Split (2016): Being Predictable

James McAvoy played someone with multiple personalities in Split. (Photo: Universal Pictures)

This one is tricky. The film has received some criticism for stigmatizing mental illness, so to suggest the film “fears” any part of its subject material would play into those issues. But I don’t think that’s the most interesting fear present in this movie. You see, this feels like Shyamalan’s attempt to break out of his box and do something different, with Split turning out to be a stealth sequel for Unbreakable — 16 years after the first one had come out! The result turned out to be the biggest twist he’d given us since, well, that one we all know about. And it worked. This made audiences hungry to see what Shyamalan would do with a full-on franchise.
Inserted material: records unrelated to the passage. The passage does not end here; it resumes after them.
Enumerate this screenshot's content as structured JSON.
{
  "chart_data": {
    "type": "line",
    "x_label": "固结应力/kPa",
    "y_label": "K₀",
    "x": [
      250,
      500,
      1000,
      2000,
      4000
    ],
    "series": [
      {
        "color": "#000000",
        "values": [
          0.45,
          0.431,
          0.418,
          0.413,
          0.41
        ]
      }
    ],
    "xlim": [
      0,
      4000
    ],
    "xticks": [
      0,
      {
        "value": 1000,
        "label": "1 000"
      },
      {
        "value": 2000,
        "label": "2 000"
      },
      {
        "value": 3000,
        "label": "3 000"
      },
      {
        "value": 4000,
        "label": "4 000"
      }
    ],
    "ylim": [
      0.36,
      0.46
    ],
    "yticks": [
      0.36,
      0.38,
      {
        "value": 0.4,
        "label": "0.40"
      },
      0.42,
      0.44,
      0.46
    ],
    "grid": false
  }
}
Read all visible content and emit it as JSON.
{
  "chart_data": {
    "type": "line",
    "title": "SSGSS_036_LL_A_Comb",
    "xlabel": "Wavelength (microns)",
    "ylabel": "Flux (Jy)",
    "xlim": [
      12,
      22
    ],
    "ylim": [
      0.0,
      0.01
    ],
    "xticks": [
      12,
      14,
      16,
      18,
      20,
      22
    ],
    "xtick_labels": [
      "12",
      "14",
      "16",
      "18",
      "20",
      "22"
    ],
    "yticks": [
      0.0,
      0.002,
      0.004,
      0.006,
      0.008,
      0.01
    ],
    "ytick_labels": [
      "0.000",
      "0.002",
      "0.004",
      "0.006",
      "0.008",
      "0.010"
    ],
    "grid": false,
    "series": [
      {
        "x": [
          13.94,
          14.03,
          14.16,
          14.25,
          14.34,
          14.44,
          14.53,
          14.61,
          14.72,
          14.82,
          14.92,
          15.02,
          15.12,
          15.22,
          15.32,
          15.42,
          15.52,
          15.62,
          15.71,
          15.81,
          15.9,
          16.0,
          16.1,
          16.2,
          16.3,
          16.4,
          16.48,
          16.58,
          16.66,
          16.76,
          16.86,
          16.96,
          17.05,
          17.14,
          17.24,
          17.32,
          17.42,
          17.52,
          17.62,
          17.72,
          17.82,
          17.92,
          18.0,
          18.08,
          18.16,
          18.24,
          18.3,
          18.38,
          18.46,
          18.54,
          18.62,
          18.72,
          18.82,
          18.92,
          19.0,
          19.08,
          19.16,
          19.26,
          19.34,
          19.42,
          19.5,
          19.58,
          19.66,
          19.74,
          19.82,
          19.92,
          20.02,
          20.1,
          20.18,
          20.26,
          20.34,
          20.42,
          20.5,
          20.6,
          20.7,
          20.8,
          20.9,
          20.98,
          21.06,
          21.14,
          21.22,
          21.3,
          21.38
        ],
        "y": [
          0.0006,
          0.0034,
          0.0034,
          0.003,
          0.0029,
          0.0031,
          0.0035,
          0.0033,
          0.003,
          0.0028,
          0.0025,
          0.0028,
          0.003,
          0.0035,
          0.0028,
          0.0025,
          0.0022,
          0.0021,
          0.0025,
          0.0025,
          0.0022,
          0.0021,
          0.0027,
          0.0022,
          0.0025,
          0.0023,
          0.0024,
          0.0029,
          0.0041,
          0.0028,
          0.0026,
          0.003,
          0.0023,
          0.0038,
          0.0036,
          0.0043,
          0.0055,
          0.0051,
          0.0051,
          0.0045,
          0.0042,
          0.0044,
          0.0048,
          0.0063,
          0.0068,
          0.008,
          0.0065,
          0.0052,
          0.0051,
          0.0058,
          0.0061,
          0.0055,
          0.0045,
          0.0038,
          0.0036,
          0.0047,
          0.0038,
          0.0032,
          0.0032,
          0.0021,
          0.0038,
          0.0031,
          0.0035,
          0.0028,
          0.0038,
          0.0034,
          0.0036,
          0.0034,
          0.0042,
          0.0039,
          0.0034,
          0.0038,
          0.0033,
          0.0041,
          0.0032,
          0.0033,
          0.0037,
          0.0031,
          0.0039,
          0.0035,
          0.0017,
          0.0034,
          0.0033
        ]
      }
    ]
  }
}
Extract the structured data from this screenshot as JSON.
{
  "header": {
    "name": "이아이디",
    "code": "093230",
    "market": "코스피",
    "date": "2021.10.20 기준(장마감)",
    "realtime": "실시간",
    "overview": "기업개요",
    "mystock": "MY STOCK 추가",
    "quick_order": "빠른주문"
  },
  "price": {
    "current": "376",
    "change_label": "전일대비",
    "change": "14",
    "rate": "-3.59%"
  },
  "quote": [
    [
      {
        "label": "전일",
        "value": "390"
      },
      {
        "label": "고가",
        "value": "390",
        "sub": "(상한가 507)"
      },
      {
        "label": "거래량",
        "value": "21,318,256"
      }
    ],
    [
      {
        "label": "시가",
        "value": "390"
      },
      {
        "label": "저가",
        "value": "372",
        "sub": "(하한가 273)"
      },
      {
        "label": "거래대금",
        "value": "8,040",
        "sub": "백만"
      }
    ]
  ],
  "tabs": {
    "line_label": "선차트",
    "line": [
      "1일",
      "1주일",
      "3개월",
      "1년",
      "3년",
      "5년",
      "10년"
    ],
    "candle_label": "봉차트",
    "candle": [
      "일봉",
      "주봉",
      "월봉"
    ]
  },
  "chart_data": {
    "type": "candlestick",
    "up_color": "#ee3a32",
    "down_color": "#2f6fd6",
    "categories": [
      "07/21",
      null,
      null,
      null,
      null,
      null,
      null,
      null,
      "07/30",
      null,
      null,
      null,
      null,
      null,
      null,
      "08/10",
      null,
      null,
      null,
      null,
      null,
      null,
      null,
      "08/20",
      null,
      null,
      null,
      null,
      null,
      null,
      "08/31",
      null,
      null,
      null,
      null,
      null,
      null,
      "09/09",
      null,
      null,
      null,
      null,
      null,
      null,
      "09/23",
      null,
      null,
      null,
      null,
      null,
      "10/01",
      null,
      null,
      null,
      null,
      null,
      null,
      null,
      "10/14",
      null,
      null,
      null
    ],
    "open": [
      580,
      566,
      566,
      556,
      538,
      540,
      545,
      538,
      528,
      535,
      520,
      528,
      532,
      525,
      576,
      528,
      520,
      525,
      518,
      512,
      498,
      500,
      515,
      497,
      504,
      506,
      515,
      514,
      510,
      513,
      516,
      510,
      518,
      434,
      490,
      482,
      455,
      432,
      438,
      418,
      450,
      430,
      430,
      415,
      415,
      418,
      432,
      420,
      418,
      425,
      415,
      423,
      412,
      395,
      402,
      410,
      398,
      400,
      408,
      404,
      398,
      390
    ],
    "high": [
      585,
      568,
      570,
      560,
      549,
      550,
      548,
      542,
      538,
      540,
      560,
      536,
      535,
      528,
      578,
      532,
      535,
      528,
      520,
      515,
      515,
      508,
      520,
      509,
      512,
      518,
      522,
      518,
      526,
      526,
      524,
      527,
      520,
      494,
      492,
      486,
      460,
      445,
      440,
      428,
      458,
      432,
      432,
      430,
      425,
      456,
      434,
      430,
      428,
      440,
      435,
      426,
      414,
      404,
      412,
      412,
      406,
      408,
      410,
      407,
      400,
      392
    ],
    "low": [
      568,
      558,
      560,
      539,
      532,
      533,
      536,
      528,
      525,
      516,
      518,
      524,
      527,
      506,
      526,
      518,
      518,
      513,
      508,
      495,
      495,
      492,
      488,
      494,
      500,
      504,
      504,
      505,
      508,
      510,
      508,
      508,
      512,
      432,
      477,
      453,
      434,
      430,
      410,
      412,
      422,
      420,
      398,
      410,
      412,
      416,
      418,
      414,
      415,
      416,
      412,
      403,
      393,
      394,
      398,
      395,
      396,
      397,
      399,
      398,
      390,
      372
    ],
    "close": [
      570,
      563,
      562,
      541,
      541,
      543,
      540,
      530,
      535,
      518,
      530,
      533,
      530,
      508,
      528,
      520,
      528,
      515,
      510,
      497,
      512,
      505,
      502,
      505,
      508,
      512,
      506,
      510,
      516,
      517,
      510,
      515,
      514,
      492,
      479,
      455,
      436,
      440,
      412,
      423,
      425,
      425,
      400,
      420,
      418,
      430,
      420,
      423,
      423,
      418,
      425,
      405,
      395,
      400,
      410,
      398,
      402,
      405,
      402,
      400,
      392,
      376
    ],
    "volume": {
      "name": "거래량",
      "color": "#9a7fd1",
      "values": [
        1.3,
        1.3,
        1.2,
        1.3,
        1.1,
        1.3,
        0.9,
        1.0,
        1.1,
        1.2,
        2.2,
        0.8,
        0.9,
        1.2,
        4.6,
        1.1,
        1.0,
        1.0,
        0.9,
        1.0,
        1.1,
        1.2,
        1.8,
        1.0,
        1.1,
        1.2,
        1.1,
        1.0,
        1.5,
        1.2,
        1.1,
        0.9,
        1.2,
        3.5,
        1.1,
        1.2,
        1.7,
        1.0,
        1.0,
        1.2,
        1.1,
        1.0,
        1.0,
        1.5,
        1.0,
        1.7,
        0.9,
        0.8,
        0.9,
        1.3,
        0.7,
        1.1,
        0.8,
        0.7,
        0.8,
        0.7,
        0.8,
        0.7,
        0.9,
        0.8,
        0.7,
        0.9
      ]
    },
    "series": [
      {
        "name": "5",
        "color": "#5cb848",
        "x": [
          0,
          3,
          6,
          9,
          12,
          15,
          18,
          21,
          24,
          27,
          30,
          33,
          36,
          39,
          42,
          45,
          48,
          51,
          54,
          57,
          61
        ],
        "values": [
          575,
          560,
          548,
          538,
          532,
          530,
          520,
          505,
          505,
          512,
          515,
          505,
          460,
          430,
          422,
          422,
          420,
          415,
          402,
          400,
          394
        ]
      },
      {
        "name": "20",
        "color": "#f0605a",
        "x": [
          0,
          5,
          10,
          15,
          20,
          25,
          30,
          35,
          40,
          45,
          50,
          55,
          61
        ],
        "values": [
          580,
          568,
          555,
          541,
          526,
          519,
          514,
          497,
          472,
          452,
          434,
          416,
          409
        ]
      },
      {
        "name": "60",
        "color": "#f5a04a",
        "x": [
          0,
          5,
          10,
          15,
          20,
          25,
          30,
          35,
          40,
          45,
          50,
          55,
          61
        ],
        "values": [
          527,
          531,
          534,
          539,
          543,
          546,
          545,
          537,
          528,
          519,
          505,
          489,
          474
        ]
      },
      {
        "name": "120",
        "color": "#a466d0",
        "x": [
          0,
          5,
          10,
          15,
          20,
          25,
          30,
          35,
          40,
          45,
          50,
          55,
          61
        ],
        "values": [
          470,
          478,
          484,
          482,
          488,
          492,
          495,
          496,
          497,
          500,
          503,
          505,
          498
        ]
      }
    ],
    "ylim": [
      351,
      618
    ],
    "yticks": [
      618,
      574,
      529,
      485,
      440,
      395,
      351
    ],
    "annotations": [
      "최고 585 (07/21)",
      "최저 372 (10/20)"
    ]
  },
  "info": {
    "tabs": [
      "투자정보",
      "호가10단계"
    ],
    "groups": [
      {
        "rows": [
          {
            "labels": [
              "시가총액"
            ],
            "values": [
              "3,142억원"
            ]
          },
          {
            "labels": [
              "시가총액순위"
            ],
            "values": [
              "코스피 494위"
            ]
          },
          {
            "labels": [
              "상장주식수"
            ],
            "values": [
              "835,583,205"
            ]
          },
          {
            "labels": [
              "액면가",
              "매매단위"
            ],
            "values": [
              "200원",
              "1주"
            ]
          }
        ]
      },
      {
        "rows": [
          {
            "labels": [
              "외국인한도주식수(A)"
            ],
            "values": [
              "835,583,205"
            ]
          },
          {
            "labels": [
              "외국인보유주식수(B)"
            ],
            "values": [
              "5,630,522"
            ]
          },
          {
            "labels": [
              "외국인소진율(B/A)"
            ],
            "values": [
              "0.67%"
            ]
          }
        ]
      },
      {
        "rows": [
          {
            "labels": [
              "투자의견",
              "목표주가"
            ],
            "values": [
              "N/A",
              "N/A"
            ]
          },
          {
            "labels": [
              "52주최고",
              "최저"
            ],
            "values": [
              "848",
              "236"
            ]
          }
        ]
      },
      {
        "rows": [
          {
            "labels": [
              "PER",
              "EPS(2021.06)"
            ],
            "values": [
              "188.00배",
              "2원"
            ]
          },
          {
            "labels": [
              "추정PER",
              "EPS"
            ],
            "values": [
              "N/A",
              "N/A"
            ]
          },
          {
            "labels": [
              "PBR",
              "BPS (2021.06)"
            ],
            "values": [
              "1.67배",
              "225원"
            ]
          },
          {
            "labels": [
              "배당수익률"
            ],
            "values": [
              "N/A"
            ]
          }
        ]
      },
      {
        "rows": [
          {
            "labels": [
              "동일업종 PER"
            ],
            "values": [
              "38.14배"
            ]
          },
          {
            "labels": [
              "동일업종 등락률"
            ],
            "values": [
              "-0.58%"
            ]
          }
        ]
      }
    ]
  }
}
Unfortunately, the end result did not deliver.

Glass (2019): Franchises

It could've been so great. (Photo: Universal Pictures)

You can lead a horse to water… Shyamalan’s plan to make an indie alternative to the Marvel and DC cinematic universes would have been a fantastic one. If it had worked. But Glass was a massive disappointment, struggling to connect the pieces and let the characters define the story instead of the other way around. It’s hard to say what he, or the studio backing him, was afraid of doing here — but it seemed like the idea of returning to characters he’d created and continuing their story was something that just wasn’t clicking.

So, What Are M. Night Shyamalan’s Films Afraid Of?

Yes yes we know he sees dead people. (Photo: Hollywood Pictures)

Every one of Shyamalan’s movies addresses a unique fear — whether it’s something shown on screen or an implied issue behind the camera. No matter which one it is, they all have one thing in common: loss of control. Every single one of the creator’s films deals with the fear of losing control. Of having something taken away from you. This goes all the way back to 1999’s The Sixth Sense with Dr. Malcolm (Bruce Willis) and continues through every subsequent film. Whether it’s the environment (The Happening), the people in your life (The Village, The Visit), or even his own superhero franchise (Glass), it’s all about what happens when you no longer control your own life or destiny.

Old arrives in theatres on July 22, and I’m sure it won’t be a total downer.